Falisolle (/fr/; Farjole) is a village of Wallonia and a district of the municipality of Sambreville, located in the province of Namur, Belgium and located a few kilometers south of Sambre. It was a community in its own right before the municipal mergers in 1977. The village covers an area of 4.83 square kilometers and is officially 115.45 m above sea level. As of 1999 it had a population of 3,448.

==History==
Falisolle was one of the possessions which were ceded around 650 CE to the monastery of Fosses by Itta, the widow of the Mayor of the Pepin of Landen Palace. The locality remained in the hands of the group until the end of the Ancien Régime and designated a dependency of Liège. The advowson rights belonged to the lord of Morialmé. This advow protected and defended the community, especially religious institutions, which in turn provided the advow with a portion of their property or estate rights.

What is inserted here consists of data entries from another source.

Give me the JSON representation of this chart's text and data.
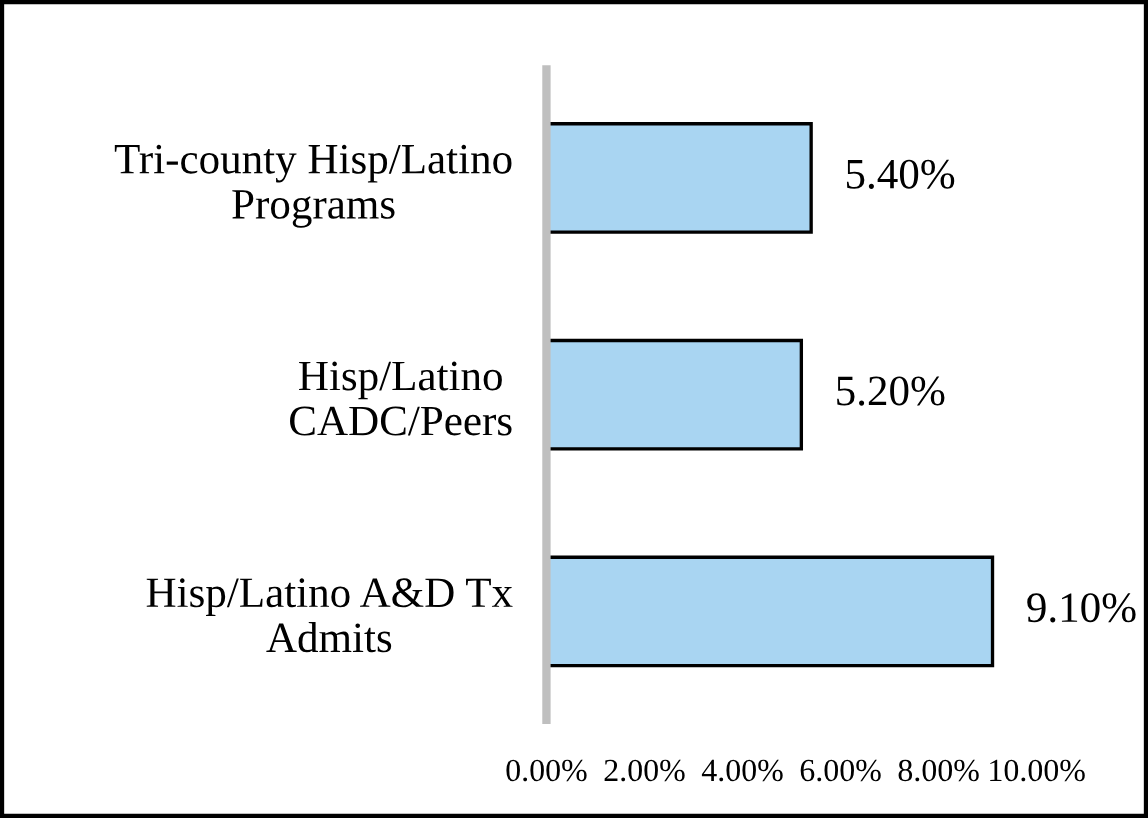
{
  "chart_data": {
    "type": "bar",
    "orientation": "horizontal",
    "categories": [
      "Tri-county Hisp/Latino\nPrograms",
      "Hisp/Latino\nCADC/Peers",
      "Hisp/Latino A&D Tx\nAdmits"
    ],
    "values": [
      5.4,
      5.2,
      9.1
    ],
    "color": "#a9d5f2",
    "value_labels": [
      "5.40%",
      "5.20%",
      "9.10%"
    ],
    "xlim": [
      0,
      10
    ],
    "xticks": [
      {
        "value": 0,
        "label": "0.00%"
      },
      {
        "value": 2,
        "label": "2.00%"
      },
      {
        "value": 4,
        "label": "4.00%"
      },
      {
        "value": 6,
        "label": "6.00%"
      },
      {
        "value": 8,
        "label": "8.00%"
      },
      {
        "value": 10,
        "label": "10.00%"
      }
    ],
    "grid": false,
    "legend": false
  }
}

In 1219 CE, Arnold of Morialmé consolidated his privileges in Falisolle, Vitrival and Auvelais-le-Voisin in his position as advow; At the time representing one-third of the fees paid if he was called upon to collect. A 15th century record states that the Falisolle advow also benefited from the assize's taille, although he did not have a judicial role. Of those who lived in Falisolle, the Count retained right of tax and property, municipal duties and horse charges. During the creation of new bishoprics in 1559, Falisolle remained part of Liege. Henceforth, it was attached to the Diocese of Namur.